Working through the data presented, a number of imperfections were undertaken to obtain a tangible result. Specifically, the H3N2 virus is prone to mutating while replicating inside the fertilized chicken egg the virus is cultured in.¹⁴ This means that both HI assays and final flu vaccines are not strictly using the genetics of their prototypical strain. One possible way to overcome this is to culture the H3N2 virus in mammalian cells. These vaccines exist, however the majority of global flu vaccines are egg-based. Since our project is dealing with samples of the human population, we were required to restrict ourselves to analysing the vaccine type most relevant to trends in global data. In recent years, many circulating H3N2 strains have become less effective at agglutinating red blood cells, greatly reducing the accuracy of HI assays.¹⁴ Ferrets are used as test subjects for fluA vaccines, due to a respiratory tract resembling humans’. However, the ferrets used are antigenically naïve, as they have not been exposed to the flu or flu vaccine previously. As discussed previously, this is a sharp distinction from humans receiving the vaccine, as people have likely been exposed numerous times. Unfortunately, we were only able to find one source that samples worldwide for genetic and antigenic data, the Crick Institute. The Crick’s sample size from the seasons analyzed ranged from 70 to 350 isolates. A larger sample size would be more representative of the human population, reducing sampling bias and enabling more accurate statistical analyses.

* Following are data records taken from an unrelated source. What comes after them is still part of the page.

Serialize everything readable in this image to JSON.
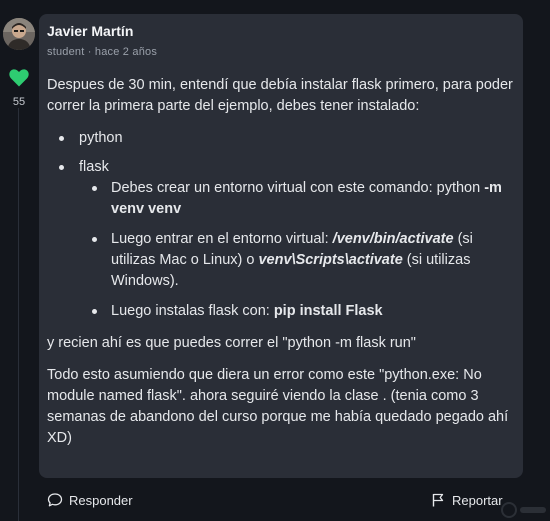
{
  "comment": {
    "author": "Javier Martín",
    "role": "student",
    "separator": "·",
    "time": "hace 2 años",
    "likes": "55",
    "intro": "Despues de 30 min, entendí que debía instalar flask primero, para poder correr la primera parte del ejemplo, debes tener instalado:",
    "list": {
      "item1": "python",
      "item2": "flask",
      "sub1": {
        "text": "Debes crear un entorno virtual con este comando: python ",
        "bold": "-m venv venv"
      },
      "sub2": {
        "text1": "Luego entrar en el entorno virtual: ",
        "bolditalic1": "/venv/bin/activate",
        "text2": " (si utilizas Mac o Linux) o ",
        "bolditalic2": "venv\\Scripts\\activate",
        "text3": " (si utilizas Windows)."
      },
      "sub3": {
        "text": "Luego instalas flask con: ",
        "bold": "pip install Flask"
      }
    },
    "para2": "y recien ahí es que puedes correr el \"python -m flask run\"",
    "para3": "Todo esto asumiendo que diera un error como este \"python.exe: No module named flask\". ahora seguiré viendo la clase . (tenia como 3 semanas de abandono del curso porque me había quedado pegado ahí XD)"
  },
  "actions": {
    "reply": "Responder",
    "report": "Reportar"
  },
  "icons": {
    "heart": "heart-icon",
    "reply": "speech-bubble-icon",
    "report": "flag-icon"
  },
  "colors": {
    "background": "#13161c",
    "card": "#2a2e37",
    "heart": "#2ecc71",
    "text": "#e6e8eb",
    "muted": "#9aa0aa"
  }
}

As outlined above, numerous hurdles present themselves before the field of flu vaccinology. Due to both technical and temporal limitations, an idealized and completely effective vaccination strategy hinging on global surveillance and industrial scale vaccine production may never come to be. Using our work as a foundation, however, many new avenues of research are available that allow us to work towards that ideal. When considering the needs of research that aims towards this goal, finding more reliable data sources would be at the top of the list. While our main data source was useful in providing both antigenic and genetic data, the sample size of the sequenced and assayed groups varied widely from year to year. One way to address this would be to find a second source to corroborate similar data and to compare their reports - unfortunately at the time of writing, no other global and publicly available source was found. Future work building off of this project would aim to validate many of the conclusions outlined above. As our work considered global data as a whole, one method of validation would be to zoom in to smaller populations, such as a single country, and track data in a similar manner as above. Further work characterizing the effect of repeated vaccination on vaccine effectiveness also exists as an unanswered question in the field. In vivo work aiming at uncovering a mechanism leading to lower vaccine success in subsequent years may help us better plan mass-scale vaccination, for flu and as well as other diseases. A final question to ask would probe the causes of the appearance of novel strains of H3N2. As represented in our data, the appearance of a novel strain often coincided with a targeted vaccine against its parental strain, possibly indicating a causal link. Research into the selective pressures generated by currently used vaccine strategies may allow the development of vaccines that limit the escape of parental strains into their ancestors via mutation.

Overall, our work builds a foundation of data that allows for a retrospective look at the success of influenza immunization over the past 5 years, as well as highlighting the complexity behind globally coordinating H3N2 vaccination. This work is a step in the direction of more tailored global influenza strategies, further limiting the effect of this viral pathogen.